Un beau jour, la douce et belle Delphine est tombée enceinte de la merveilleuse Antéa. Pendant la grossesse, en bon futur papa gateau que je suis, j’ai bien sûr tenté d’arrêter de fumer. Mais une fois de plus, sans succès (rhoo, allez, j’ai du tenir 1 semaine, c’était mon record).
A chaque nouvel essai pour arrêter, je n’arrivais qu’à une chose, c’est me prouver que je n’avais aucune volonté, et que c’était bien la cigarette qui commandait dans notre relation homme-tabac. Son emprise était tellement forte que, lorsque je me promettais, cigarette au bec, d’arrêter dès le lendemain matin, ça me donnait fortement envie d’en allumer une tout de suite, malgré celle que j’avais dans la bouche à ce moment-là.
C’est ce qui m’a mis un peu la puce à l’oreille quant au rôle du cerveau dans cette dépendance. Après tout, je pouvais passer toute une nuit sans me reveiller pour en fumer une, alors pourquoi est-ce que la journée il m’en fallait forcément une toutes les 2h environ ? Sans compter des cigarettes automatiques dès lors que je lançais un traitement long sur mon PC et que je devais attendre, ou que je reposais mon café ?
Le salut est arrivé par le biais du livre d’Allen Carr, La méthode simple pour en finir avec la cigarette, que j’ai acheté un soir où je me baladais dans Extrapole, aux Quatre Temps (La Défense, Hauts-de-Seine, France).
Avec un titre comme ça, faut admettre que je n’étais pas très motivé, mais la quatrième de couverture et le petit prix (6€ environ) m’ont convaincu que ça valait au moins le coup d’essayer.
Je venais d’acheter quatre paquets de 25 Winston, et ce livre auquel je ne croyais pas beaucoup.
Je suis ensuite rentré chez moi et j’ai lu le livre, en 3h ! Bon, le livre en lui-même est plutôt mal écrit, avec de nombreuses et fastidieuses répétitions. Il est clair que Allen Carr n’est pas un écrivain, et qu’il veut faire passer son message, au risque de gonfler un peu le lecteur.
Ceci dit, j’ai été convaincu par ce qu’il avait à y dire, et dès le lendemain matin je ne fumais plus. Les quatre paquets de cigarettes que j’avais achetés ont trainé sur le frigidaire pendant 4 mois avant que j’en fasse finalement cadeau à mon ami Guillaume.
Je n’ai failli craquer qu’une fois depuis, c’est à la mort de papa, quelques semaines après avoir arrêté de fumer. Fort heureusement, mon frère, à qui j’ai demandé la cigarette qui m’aurait relancé sur la mauvaise pente m’a refusé celle-ci, me rapellant à juste titre à l’ordre. Il était clair que recommencer à fumer n’arrangerait rien.
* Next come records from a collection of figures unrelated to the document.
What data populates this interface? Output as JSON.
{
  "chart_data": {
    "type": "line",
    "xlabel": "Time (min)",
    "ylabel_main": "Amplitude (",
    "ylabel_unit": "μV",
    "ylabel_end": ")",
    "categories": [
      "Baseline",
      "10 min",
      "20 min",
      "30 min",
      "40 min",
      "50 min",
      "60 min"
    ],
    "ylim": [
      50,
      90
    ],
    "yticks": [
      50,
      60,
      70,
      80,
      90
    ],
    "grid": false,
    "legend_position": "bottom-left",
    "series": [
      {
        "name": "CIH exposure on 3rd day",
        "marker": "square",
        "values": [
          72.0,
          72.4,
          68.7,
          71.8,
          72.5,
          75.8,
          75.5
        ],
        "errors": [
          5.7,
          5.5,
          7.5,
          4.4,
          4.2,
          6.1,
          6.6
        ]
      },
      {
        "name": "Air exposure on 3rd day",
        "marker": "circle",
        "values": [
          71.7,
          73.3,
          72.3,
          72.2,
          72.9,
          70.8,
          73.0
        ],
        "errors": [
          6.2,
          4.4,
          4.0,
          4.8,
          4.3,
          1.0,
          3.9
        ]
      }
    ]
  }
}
Depuis, je suis fier d’être un non-fumeur et non un ex-fumeur, dans ce sens que lorsque je pense à la cigarette, je ne me dis pas “je tiens bon depuis 2ans et demi” mais “j’ai définitivement arrêté il y a 2 ans et demi”. La différence est subtile, mais c’est celle qui sépare la personne qui se sent frustrée de ne pas pouvoir fumer de celle qui se régale de ne plus être dépendante.
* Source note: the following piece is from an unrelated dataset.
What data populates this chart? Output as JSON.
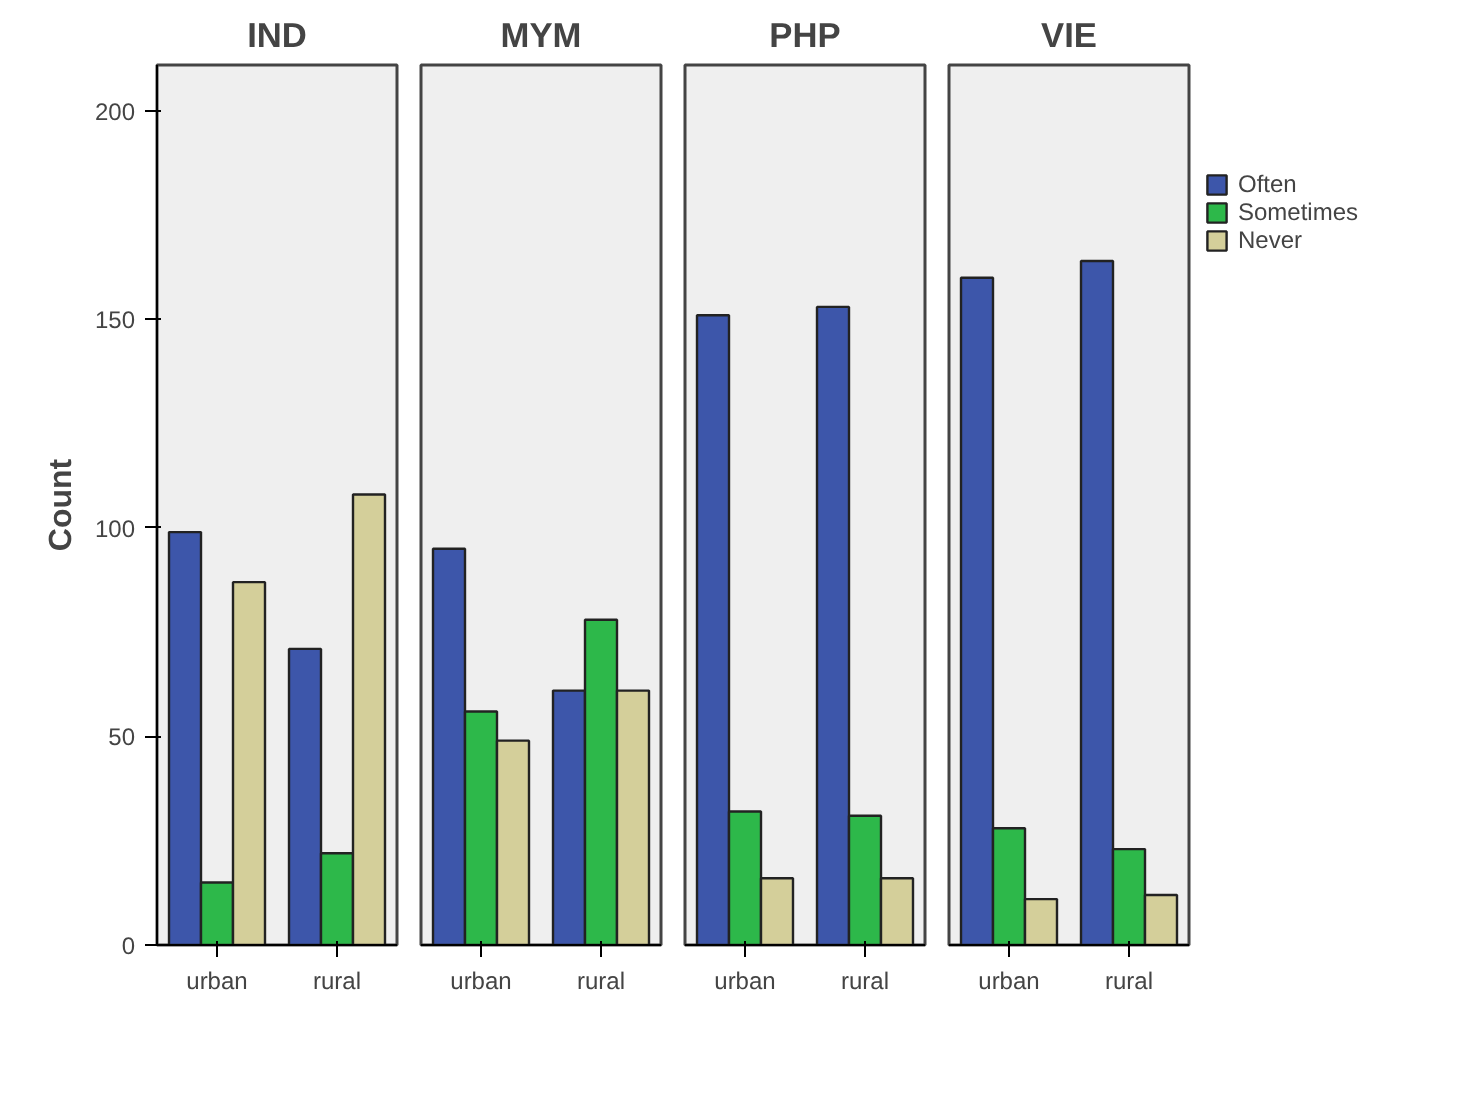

J’ai depuis offert ce livre à 3 personnes, mon frère, mon ami Guillaume, et ma belle-mère, mais la méthode n’a pas fonctionné avec eux. C’est assez décevant, surtout lorsque je vois à quel point cela a été facile pour moi… Il faut néanmoins noter que sur ces trois personnes, une seule admettait ouvertement vouloir arrêter de fumer, les deux autres jugeant que pour l’instant, elles aimaient bien fumer.